OSKR/OKAI: Systematic Optimization of Key Encapsulation Mechanisms from Module Lattice

TL;DR

This paper systematically optimizes lattice-based KEMs, especially Kyber and Aigis, through algorithmic improvements, novel NTT variants, and key size expansion techniques, resulting in faster, more compatible, and scalable cryptographic implementations.

Contribution

It introduces a systematic optimization framework for MLWE-based KEMs, including a new hybrid NTT variant and compatibility-focused enhancements for Kyber and Aigis.

Findings

AKCN-based decryption is faster and less error-prone.

The hybrid-NTT (H-NTT) offers optimal computational complexity.

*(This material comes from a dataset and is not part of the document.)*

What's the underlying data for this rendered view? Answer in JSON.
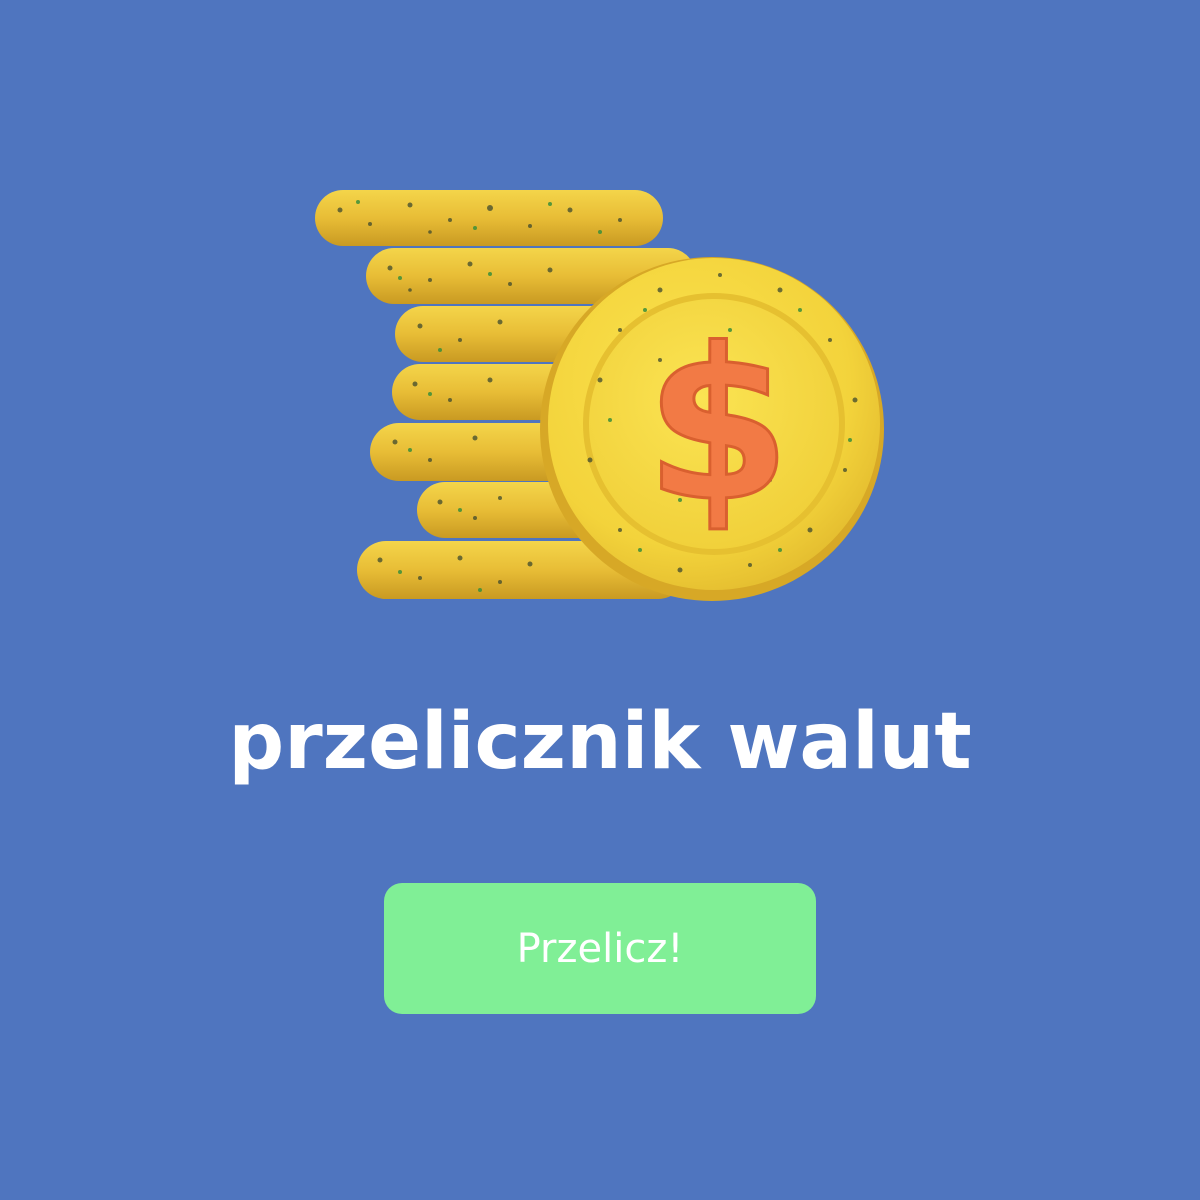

The proposed methods improve key expansion and implementation compatibility.

Abstract

In this work, we make \emph{systematic} optimizations of key encapsulation mechanisms (KEM) based on module learning-with-errors (MLWE), covering algorithmic design, fundamental operation of number-theoretic transform (NTT), approaches to expanding encapsulated key size, and optimized implementation coding. We focus on Kyber (now in the Round-3 finalist of NIST PQC standardization) and Aigis (a variant of Kyber proposed at PKC 2020). By careful analysis, we first observe that the algorithmic design of Kyber and Aigis can be optimized by the mechanism of asymmetric key consensus with noise (AKCN) proposed in \cite{JZ16,JZ19}. Specifically, the decryption process can be simplified with AKCN, leading to a both faster and less error-prone decryption process. Moreover, the AKCN-based optimized version has perfect compatibility with the deployment of Kyber/Aigis in reality, as they can run on the same parameters, the same public key, and the same encryption process. We make a systematic study of the variants of NTT proposed in recent years for extending its applicability scope, make concrete analysis of their exact computational complexity, and in particular show their equivalence. We then present a new variant named hybrid-NTT (H-NTT), combining the advantages of existing NTT methods, and derive its optimality in computational complexity. The H-NTT technique not only has larger applicability scope but also allows for modular and unified implementation codes of NTT operations even with varying module dimensions. We analyze and compare the different approaches to expand the size of key to be encapsulated (specifically, 512-bit key for dimension of 1024), and conclude with the most economic approach. To mitigate the compatibility issue in implementations we adopt the proposed H-NTT method.